The sinking that they’re tracking—as much as a foot a year in some places—threatens to become an enormous problem. That’s not just because the water will eventually run out, which (if pumping continues unabated) it will. It’s a more immediate threat to surface-level infrastructure: aqueducts, bridges, roads and train tracks. Damages due to sinking land in Santa Clara Valley is estimated at more than $756 million.

Groundwater is also crucial for supporting natural ecosystems, such as rivers, wetlands and lakes. Pumping is said to have sunk flows on the Mattole, Eel and Upper Klamath rivers, and groundwater extraction on the Central Coast is blamed on increased saltwater intrusion into previously fresh-water aquifers.

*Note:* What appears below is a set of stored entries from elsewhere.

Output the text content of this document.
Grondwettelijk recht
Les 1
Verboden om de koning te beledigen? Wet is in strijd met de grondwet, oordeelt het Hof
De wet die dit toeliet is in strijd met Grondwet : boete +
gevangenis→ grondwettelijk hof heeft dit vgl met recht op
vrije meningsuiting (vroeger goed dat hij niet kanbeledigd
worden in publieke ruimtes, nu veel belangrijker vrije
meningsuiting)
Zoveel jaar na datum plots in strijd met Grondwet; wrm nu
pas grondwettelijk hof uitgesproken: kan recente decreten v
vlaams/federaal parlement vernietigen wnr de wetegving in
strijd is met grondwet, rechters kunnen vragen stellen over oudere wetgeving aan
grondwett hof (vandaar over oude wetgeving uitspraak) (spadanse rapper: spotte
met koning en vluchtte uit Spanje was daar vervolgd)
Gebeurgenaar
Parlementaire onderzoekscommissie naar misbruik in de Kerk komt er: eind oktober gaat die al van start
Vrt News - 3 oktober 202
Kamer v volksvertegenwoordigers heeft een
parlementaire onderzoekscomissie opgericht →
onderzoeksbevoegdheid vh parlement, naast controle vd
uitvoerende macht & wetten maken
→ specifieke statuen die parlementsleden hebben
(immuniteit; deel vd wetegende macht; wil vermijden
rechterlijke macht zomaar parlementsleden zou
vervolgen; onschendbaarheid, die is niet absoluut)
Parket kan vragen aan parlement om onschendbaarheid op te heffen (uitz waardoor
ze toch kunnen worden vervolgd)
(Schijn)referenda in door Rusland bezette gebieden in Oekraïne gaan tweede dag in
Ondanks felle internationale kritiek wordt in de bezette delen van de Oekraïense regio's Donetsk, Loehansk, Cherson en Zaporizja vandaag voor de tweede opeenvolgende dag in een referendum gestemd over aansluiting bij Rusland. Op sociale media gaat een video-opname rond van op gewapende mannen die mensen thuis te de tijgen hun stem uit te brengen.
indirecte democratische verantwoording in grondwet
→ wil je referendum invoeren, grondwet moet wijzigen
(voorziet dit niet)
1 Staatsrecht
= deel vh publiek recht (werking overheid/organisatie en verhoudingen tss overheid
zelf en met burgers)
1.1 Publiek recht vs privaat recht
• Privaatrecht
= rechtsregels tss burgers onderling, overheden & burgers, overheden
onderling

Despite the scope of California’s water problems, Knight is hopeful a revolution within Earth science is afoot—one that will help the state get through hard, dry times. She compares the potential of techniques like InSAR, electrical resistivity tomography and ground penetrating radar to the medical impact of CT scans and MRIs. “Doctors used to basically have to poke holes in their patient to see if something was wrong,” says Knight. Just as those medical imaging techniques made exploratory surgery a thing of the past, Knight thinks better data will help geologists and hydrologists address the state’s water woes.

California can’t solve its drought, just as doctors cannot cure most serious illnesses. Better imaging and better information however, will show the way to best treat the patient in the future.